Medicine or menace? Supreme Court should let states regulate pot

November 30, 2004

EDITORIAL, Register-Guard, Oregon

Pop quiz: Which of the following drugs have federally approved medical uses, yet are highly addictive and can be lethal in an overdose?

A. Morphine

B. Cocaine

C. Marijuana.

Answer: A and B.

A zero-tolerance Congress declared war on Woodstock Nation in 1970 by classifying marijuana as a Schedule 1 drug, devoid of medical value and illegal in all uses. Thirty-four years later, despite the passage of laws in Oregon and 10 other states allowing doctors to prescribe marijuana for certain conditions, federal Drug Enforcement Administration agents are still sledgehammering law-abiding cancer patients' front doors in order to confiscate their pot.

Now, the U.S. Supreme Court has an opportunity to create a common-sense antidote for that reefer madness. The court should reject the Justice Department's hyperbolic argument that medical marijuana laws undermine the entire federal drug enforcement effort and affirm the long-standing principle that states have the right to regulate the practice of medicine.

Unfortunately, the practice of medicine and the relief of patients' suffering could have little to do with the court's ultimate decision. The California case currently before the high court could turn on legal hair-splitting about whether the commerce clause in the Constitution gives the federal government the right to ignore state drug laws.

Forget the Institute of Medicine's 1999 study that said "For patients such as those with AIDS or who are undergoing chemotherapy, and who suffer simultaneously from severe pain, nausea, and appetite loss, cannabinoid drugs might offer broad-spectrum relief not found in any other single medication."

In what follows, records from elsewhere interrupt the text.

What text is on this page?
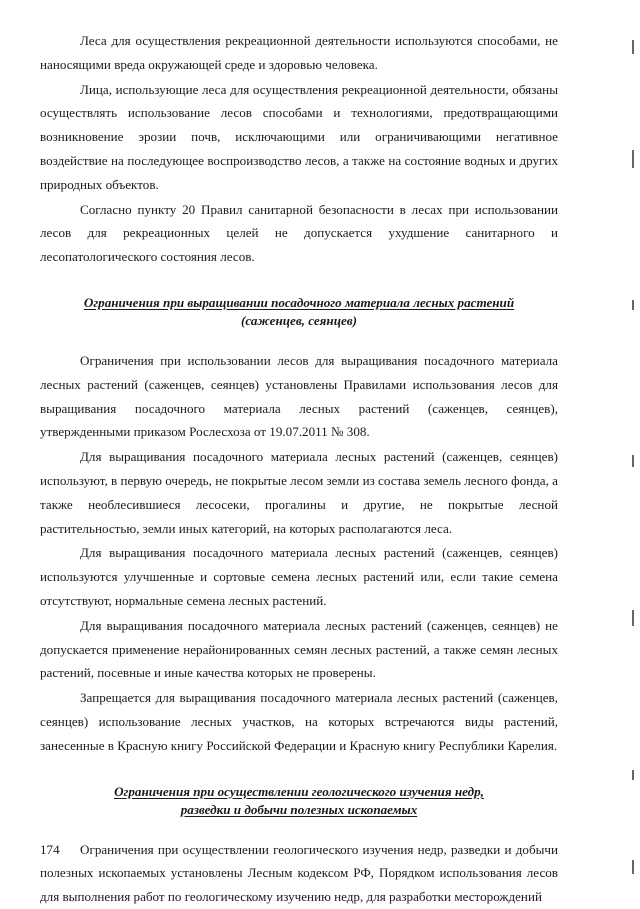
Леса для осуществления рекреационной деятельности используются способами, не наносящими вреда окружающей среде и здоровью человека.

Лица, использующие леса для осуществления рекреационной деятельности, обязаны осуществлять использование лесов способами и технологиями, предотвращающими возникновение эрозии почв, исключающими или ограничивающими негативное воздействие на последующее воспроизводство лесов, а также на состояние водных и других природных объектов.

Согласно пункту 20 Правил санитарной безопасности в лесах при использовании лесов для рекреационных целей не допускается ухудшение санитарного и лесопатологического состояния лесов.

Ограничения при выращивании посадочного материала лесных растений
(саженцев, сеянцев)

Ограничения при использовании лесов для выращивания посадочного материала лесных растений (саженцев, сеянцев) установлены Правилами использования лесов для выращивания посадочного материала лесных растений (саженцев, сеянцев), утвержденными приказом Рослесхоза от 19.07.2011 № 308.

Для выращивания посадочного материала лесных растений (саженцев, сеянцев) используют, в первую очередь, не покрытые лесом земли из состава земель лесного фонда, а также необлесившиеся лесосеки, прогалины и другие, не покрытые лесной растительностью, земли иных категорий, на которых располагаются леса.

Для выращивания посадочного материала лесных растений (саженцев, сеянцев) используются улучшенные и сортовые семена лесных растений или, если такие семена отсутствуют, нормальные семена лесных растений.

Для выращивания посадочного материала лесных растений (саженцев, сеянцев) не допускается применение нерайонированных семян лесных растений, а также семян лесных растений, посевные и иные качества которых не проверены.

Запрещается для выращивания посадочного материала лесных растений (саженцев, сеянцев) использование лесных участков, на которых встречаются виды растений, занесенные в Красную книгу Российской Федерации и Красную книгу Республики Карелия.

Ограничения при осуществлении геологического изучения недр,
разведки и добычи полезных ископаемых

Ограничения при осуществлении геологического изучения недр, разведки и добычи полезных ископаемых установлены Лесным кодексом РФ, Порядком использования лесов для выполнения работ по геологическому изучению недр, для разработки месторождений

174
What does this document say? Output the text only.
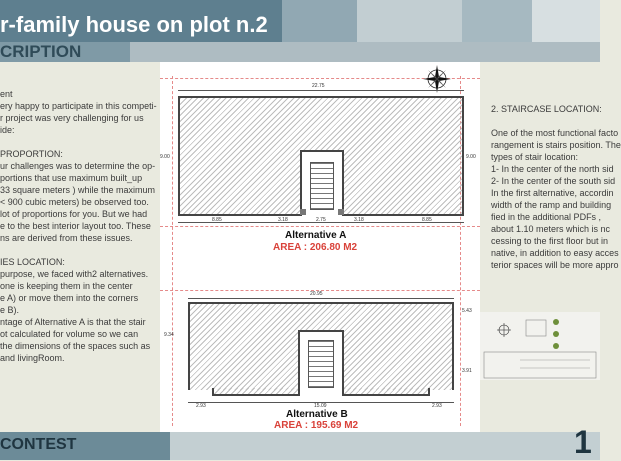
r-family house on plot n.2
CRIPTION

ent

ery happy to participate in this competi-

r project was very challenging for us

ide:

PROPORTION:

ur challenges was to determine the op-

portions that use maximum built_up

33 square meters ) while the maximum

< 900 cubic meters) be observed too.

lot of proportions for you. But we had

e to the best interior layout too. These

ns are derived from these issues.

IES LOCATION:

purpose, we faced with2 alternatives.

one is keeping them in the center

e A) or move them into the corners

e B).

ntage of Alternative A is that the stair

ot calculated for volume so we can

the dimensions of the spaces such as

and livingRoom.

2. STAIRCASE LOCATION:

One of the most functional facto

rangement is stairs position. The

types of stair location:

1- In the center of the north sid

2- In the center of the south sid

In the first alternative, accordin

width of the ramp and building

fied in the additional PDFs ,

about 1.10 meters which is nc

cessing to the first floor but in

native, in addition to easy acces

terior spaces will be more appro

22.75
9.00	9.00
8.85	3.18	2.75	3.18	8.85
Alternative A
AREA : 206.80 M2
20.95
9.34
5.43
3.91
2.93	15.09	2.93
Alternative B
AREA : 195.69 M2
CONTEST	1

Instead, the justices are likely to spend more time analyzing how closely the California case matches facts presented in a 1942 trial involving a wheat farmer that is considered the classic commerce clause opinion.

That could be bad news for the plaintiffs in the California case - Angel Raich, an Oakland mother of two who used marijuana as a last resort to ease the constant pain of a brain tumor, and Diane Monson of Oroville, who used cannabis to help her stay mobile despite a degenerative spinal disease.

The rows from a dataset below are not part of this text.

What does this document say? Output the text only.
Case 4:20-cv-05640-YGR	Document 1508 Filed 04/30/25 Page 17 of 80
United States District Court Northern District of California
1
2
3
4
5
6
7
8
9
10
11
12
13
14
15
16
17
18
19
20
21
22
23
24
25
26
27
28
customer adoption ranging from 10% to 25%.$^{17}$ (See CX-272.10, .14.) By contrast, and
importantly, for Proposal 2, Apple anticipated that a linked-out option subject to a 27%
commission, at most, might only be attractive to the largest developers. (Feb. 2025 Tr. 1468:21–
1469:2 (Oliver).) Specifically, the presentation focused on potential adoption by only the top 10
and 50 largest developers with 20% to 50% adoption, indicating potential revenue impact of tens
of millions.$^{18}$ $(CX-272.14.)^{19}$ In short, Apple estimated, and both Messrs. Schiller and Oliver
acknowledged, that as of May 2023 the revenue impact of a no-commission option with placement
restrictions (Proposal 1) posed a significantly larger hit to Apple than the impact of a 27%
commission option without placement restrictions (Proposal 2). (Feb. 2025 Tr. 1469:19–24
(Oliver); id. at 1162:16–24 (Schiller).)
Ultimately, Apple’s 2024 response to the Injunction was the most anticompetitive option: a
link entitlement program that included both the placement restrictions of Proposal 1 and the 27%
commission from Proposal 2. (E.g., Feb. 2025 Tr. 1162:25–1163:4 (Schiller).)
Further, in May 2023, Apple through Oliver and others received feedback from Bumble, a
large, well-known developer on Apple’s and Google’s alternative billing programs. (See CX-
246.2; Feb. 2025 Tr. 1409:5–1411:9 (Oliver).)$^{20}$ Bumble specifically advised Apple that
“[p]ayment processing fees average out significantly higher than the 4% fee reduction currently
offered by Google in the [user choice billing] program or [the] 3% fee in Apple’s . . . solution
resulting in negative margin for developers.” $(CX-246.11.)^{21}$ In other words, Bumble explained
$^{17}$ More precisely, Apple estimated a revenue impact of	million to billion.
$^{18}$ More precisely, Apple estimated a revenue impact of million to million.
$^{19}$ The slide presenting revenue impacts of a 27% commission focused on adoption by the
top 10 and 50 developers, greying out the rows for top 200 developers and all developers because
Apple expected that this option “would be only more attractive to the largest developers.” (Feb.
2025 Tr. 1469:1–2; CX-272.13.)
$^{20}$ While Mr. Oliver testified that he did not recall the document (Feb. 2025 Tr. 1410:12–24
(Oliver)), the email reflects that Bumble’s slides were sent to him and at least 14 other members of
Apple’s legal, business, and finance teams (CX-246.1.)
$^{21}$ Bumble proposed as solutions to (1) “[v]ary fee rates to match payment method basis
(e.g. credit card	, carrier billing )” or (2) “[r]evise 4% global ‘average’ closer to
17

It would be difficult to find a more sympathetic plaintiff than Raich, whose inoperable brain tumor causes seizures and makes it hard for her to maintain a healthy weight. In a detailed affidavit enumerating a staggering list of painful diseases, Raich's doctor testified that she had tried 35 alternative medicines without success. If she is forced to stop using the marijuana she consumes every two hours, she "may suffer rapid death," her doctor said.

Raich and her co-plaintiff sued to block Attorney General John Ashcroft from prosecuting them for federal drug law violations. They argued that the commerce clause doesn't apply to their case because they grew their own marijuana within the state and no money ever changed hands.

That's a strong argument, and it's one that applies in Oregon, as well. Oregon's 1998 Medical Marijuana Act allows patients with doctor-approved medical cards to grow their own marijuana or to have caregivers grow it if the patients cannot. The law, which passed by more than 100,000 votes, does not allow marijuana to be bought or sold.

Justice Stephen Breyer correctly noted during oral arguments that Congress or the Food and Drug Administration were better venues than the courts to craft national drug policy. But legislation easing federal drug laws is a guaranteed nonstarter in a "tough on crime" Republican Congress and administration.

There is ample legal ammunition in the California case for a conservative Supreme Court to uphold a conservative interpretation of the commerce clause. Doing so will preserve the rights of individual states, such as Oregon, to act on behalf of their citizens when Congress will not.